A primary focus on public engagement and afforestation licences has been announced by the Minister of State at the Department of Agriculture, Food and the Marine, Pippa Hackett.
Addressing the eighth meeting of the forestry policy group, the minister said the aim this year is to increase considerably the number of afforestation licences issued by the department, adding that “a good start” has been made already.
A plan outlining projections the minister is committed to meet will be published shorltly.
Also on the minister’s agenda is to ensure that the forestry message is well communicated to the public, and this will be done via public engagement, including youth engagement, which is to happen this coming week.
Further consultative processes with the public will happen next month.
A survey on the public’s attitude towards forestry, conducted recently, will feed into the development of a new forest strategy, the minister said.
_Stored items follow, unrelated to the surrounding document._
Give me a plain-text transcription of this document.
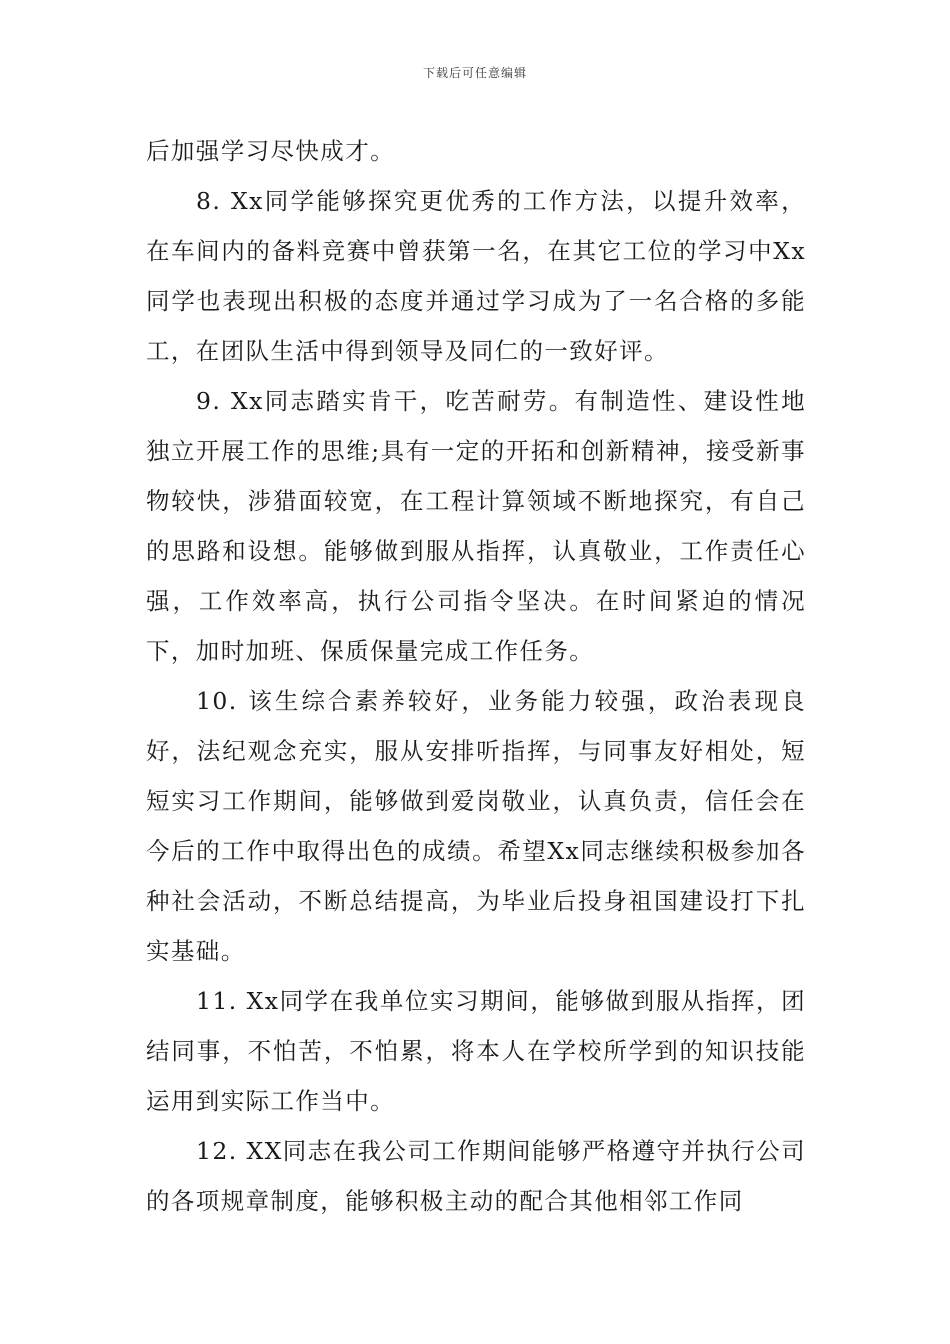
下载后可任意编辑

后加强学习尽快成才。

8. Xx同学能够探究更优秀的工作方法，以提升效率，在车间内的备料竞赛中曾获第一名，在其它工位的学习中Xx同学也表现出积极的态度并通过学习成为了一名合格的多能工，在团队生活中得到领导及同仁的一致好评。

9. Xx同志踏实肯干，吃苦耐劳。有制造性、建设性地独立开展工作的思维;具有一定的开拓和创新精神，接受新事物较快，涉猎面较宽，在工程计算领域不断地探究，有自己的思路和设想。能够做到服从指挥，认真敬业，工作责任心强，工作效率高，执行公司指令坚决。在时间紧迫的情况下，加时加班、保质保量完成工作任务。

10. 该生综合素养较好，业务能力较强，政治表现良好，法纪观念充实，服从安排听指挥，与同事友好相处，短短实习工作期间，能够做到爱岗敬业，认真负责，信任会在今后的工作中取得出色的成绩。希望Xx同志继续积极参加各种社会活动，不断总结提高，为毕业后投身祖国建设打下扎实基础。

11. Xx同学在我单位实习期间，能够做到服从指挥，团结同事，不怕苦，不怕累，将本人在学校所学到的知识技能运用到实际工作当中。

12. XX同志在我公司工作期间能够严格遵守并执行公司的各项规章制度，能够积极主动的配合其他相邻工作同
Results from that study showed that people are open to more forestry in the country.
The survey, which involved 1,000 people over the age of 16, also highlighted that need for better communication about forestry, including enhanced media representation.
Afforestation progress made
During the group policy meeting, the minister highlighted progress to date including the increase of almost 60% in licensing last year and the stabilisation of timber supplies for the processing sector.
Also, the backlog of forestry licence appeals, which results in a delay of licences processed and granted, has been dealt with, she said.
Further progress made includes:
- Commissioning of an independent regulatory review of the forestry-licensing system;
- Piloting of a new system facilitating a pre-application engagement between the forester and the department;
- Arrangements to provide a financial contribution to applicants towards the cost of environmental reports.
Minister Hackett said that despite Project Woodland being “challenging and complex”, through collaborative work by the forestry policy group members and working groups, progress is being made.
Project Woodland – made up of four working groups – is an initiative dedicated to the improvement of the forestry licensing system.
“By our actions and through a collaborative approach, we have a chance to make a real difference to our climate and biodiversity outcomes, while delivering on economic and recreational needs.”